Einfallsreich auf verschiedene Ebenen: Das Leinentuch für die Fashion-Inszenierung hat Mia selbst bemalt.

 

Designer-Kollaborationen anregen
«Ich denke nie darüber nach, ob sich ein Design verkauft oder nicht, sondern entwerfe, wovon ich selbst überzeugt bin.»  Sie habe exakte Vorstellungen davon, wie Kleidung aussehe,  erklärt Mia. «Ich schätze mich glücklich, mit Melanie eine Schneiderin an meiner Seite zu haben, welche dieselben Visionen hat». Das sei nicht selbstverständlich. «Nicht selten schicke ich ihr mitten in der Nacht ein Gekritzel für einen Entwurf», lacht sie. Stimmt, Elben brauchen ja keinen Schlaf – sie erholen sich, indem sie ästhetische Dinge betrachten. Solche will die 38-Jährige in Zukunft nicht nur selbst schöpfen, sondern gemeinsam mit anderen Kreativschaffenden. Der Holzschuh «Amil», kreiert mit dem Berner Label «Tokushuu», sei erst der Anfang. Das glaube ich ihr aufs Wort, schliesslich beschrieb der Autor J. R. R. Tolkien die Elben als unsterblich – und ihr Wille bewirke direkt, dass Vorstellungen und Wünsche sich erfüllen.

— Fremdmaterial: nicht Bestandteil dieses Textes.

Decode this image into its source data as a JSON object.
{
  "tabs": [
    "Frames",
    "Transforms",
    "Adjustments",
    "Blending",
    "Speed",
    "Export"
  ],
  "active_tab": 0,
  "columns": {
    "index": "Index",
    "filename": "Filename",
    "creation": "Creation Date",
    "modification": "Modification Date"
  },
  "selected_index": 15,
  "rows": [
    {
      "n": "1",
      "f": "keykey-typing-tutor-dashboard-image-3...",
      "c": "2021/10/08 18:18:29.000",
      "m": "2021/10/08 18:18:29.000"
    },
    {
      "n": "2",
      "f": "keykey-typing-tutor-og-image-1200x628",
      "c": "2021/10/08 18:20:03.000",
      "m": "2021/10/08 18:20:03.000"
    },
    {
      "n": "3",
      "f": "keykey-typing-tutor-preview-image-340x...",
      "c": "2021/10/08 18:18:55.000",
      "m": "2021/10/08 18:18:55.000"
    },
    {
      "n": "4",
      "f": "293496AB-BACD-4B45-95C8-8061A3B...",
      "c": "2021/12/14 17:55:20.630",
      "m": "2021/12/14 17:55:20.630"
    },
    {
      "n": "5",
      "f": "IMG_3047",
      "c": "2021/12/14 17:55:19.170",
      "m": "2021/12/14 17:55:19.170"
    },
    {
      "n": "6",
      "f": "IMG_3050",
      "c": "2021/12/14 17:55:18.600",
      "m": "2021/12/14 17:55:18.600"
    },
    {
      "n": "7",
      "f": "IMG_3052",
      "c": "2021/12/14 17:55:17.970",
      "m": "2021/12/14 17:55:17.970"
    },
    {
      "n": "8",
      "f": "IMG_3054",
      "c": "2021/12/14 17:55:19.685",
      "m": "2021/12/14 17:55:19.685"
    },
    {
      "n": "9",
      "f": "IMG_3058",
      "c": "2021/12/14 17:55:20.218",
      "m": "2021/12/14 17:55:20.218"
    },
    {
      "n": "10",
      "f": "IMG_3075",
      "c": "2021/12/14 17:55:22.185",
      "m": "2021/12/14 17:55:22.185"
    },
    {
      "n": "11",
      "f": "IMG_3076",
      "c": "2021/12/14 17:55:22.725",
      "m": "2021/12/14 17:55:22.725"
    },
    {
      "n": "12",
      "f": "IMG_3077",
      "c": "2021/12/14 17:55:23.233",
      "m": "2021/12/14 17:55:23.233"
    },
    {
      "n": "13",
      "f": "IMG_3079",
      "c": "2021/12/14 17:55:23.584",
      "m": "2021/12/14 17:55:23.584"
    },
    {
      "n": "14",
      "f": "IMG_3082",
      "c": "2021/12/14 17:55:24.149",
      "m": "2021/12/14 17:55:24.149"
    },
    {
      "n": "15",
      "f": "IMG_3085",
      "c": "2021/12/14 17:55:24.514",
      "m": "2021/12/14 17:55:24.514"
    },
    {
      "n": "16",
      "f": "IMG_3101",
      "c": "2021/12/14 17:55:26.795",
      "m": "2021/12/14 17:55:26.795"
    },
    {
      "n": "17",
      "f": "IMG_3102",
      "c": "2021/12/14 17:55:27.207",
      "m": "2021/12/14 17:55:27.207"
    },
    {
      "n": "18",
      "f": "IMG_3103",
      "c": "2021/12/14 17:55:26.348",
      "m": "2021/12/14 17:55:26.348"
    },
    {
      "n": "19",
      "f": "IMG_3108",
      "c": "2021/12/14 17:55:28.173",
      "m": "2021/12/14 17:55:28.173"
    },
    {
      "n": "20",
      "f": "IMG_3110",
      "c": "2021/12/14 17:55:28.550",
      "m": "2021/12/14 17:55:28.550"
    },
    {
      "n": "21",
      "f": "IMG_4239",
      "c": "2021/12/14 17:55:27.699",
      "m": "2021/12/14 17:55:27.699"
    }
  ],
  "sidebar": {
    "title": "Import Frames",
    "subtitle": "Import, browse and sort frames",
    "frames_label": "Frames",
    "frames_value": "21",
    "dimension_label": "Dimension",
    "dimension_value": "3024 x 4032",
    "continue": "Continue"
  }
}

Nächsten Donnerstag wird die Tür nicht mehr klemmen, dann nämlich steht sie weit offen:«Miirë» und «Oh, you pretty things» laden am 7. Juni 2018 ab 14 Uhr zum Eröffnungsapéro an der Gerechtigkeitsgasse 71 in Bern ein. Der Pop-up-Store besteht bis im Oktober, die eine oder andere modische Überraschung ist gewiss …

Elbenhafte Eleganz: Bluse «Rilia», entworfen und produziert in Burgdorf.

«Aranel» – aus dem Stoff, der jahrelang vergessen in einer Scheune lag, bis Mia Bregar ihn finden sollte.